I received some friends the other day. They expressed their desire to see some good movie. I readily agreed. I, therefore, went to the cinema hall in the locality and purchased five tickets for the evening show. The picture running at the cinema was Raj Kapoor’s ‘Boot-Polish’—a very old picture with a social theme. It was still attracting big crowds.
After taking our tea with light refreshment1 we set out. The cinema-hall presented a nice look. It was fitted with the most modern appliances. The picture-gallery at the entrance showed the pictures of the film to be released next.
My friend from Ajmer cast a look all around. The illumination, the decoration of the hall, the stalls around—and everything there attracted him. In the meantime the matinee-show was over. The people trooped out. It was a vast crowd indeed. In ten minutes, the hall was empty.

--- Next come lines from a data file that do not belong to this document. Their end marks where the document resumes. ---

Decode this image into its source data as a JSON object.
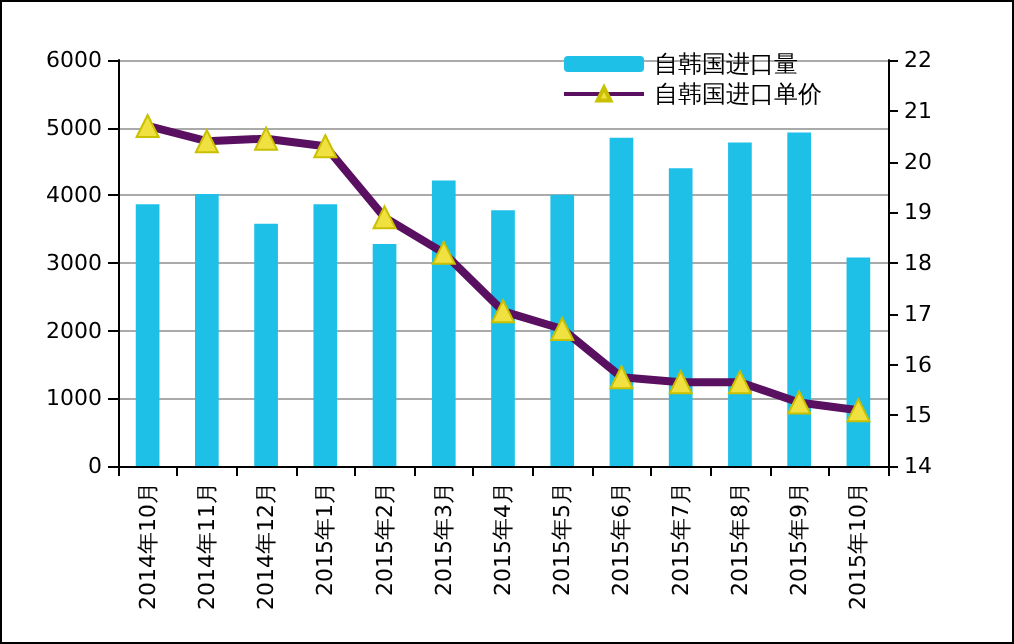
{
  "chart_data": {
    "type": "bar",
    "categories": [
      "2014年10月",
      "2014年11月",
      "2014年12月",
      "2015年1月",
      "2015年2月",
      "2015年3月",
      "2015年4月",
      "2015年5月",
      "2015年6月",
      "2015年7月",
      "2015年8月",
      "2015年9月",
      "2015年10月"
    ],
    "series": [
      {
        "name": "自韩国进口量",
        "color": "#1ec0e8",
        "values": [
          3870,
          4020,
          3580,
          3870,
          3280,
          4220,
          3780,
          4010,
          4850,
          4400,
          4780,
          4930,
          3080
        ]
      },
      {
        "name": "自韩国进口单价",
        "type": "line",
        "axis": "y2",
        "color": "#5a1060",
        "marker": "triangle",
        "values": [
          20.7,
          20.4,
          20.45,
          20.3,
          18.9,
          18.2,
          17.05,
          16.7,
          15.75,
          15.65,
          15.65,
          15.25,
          15.1
        ]
      }
    ],
    "ylim": [
      0,
      6000
    ],
    "yticks": [
      0,
      1000,
      2000,
      3000,
      4000,
      5000,
      6000
    ],
    "y2lim": [
      14,
      22
    ],
    "y2ticks": [
      14,
      15,
      16,
      17,
      18,
      19,
      20,
      21,
      22
    ],
    "grid": "y",
    "legend": "top right"
  }
}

Now rang the bell. We went in. Soon the hall was full. At 6-15 P.M., the lights were all switched off and advertisements appeared on the screen. This was followed by a news-reel and a documentary, on the methods of keeping safe from malaria.
The main picture “began at 6.30 P.M. It was soul stirring. Some of the scenes were tragic. The wanderings of the poor orphans in rain and thunder, the way they made their living by polishing shoes, their hatred for begging, the imprisonment of the brother and the helplessness of the sister-all this brought tears into our eyes. It set us thinking. We thought how cruel the people of the world are.
The picture was not without scenes of light entertainment. They helped in toning down the tragic atmosphere. The picture was very interesting. It kept us spell bound. The scenes, setting and photography were of a high order. The picture was on the whole a good entertainer. The picture was over at 9 P.M. We all came out and went to our houses.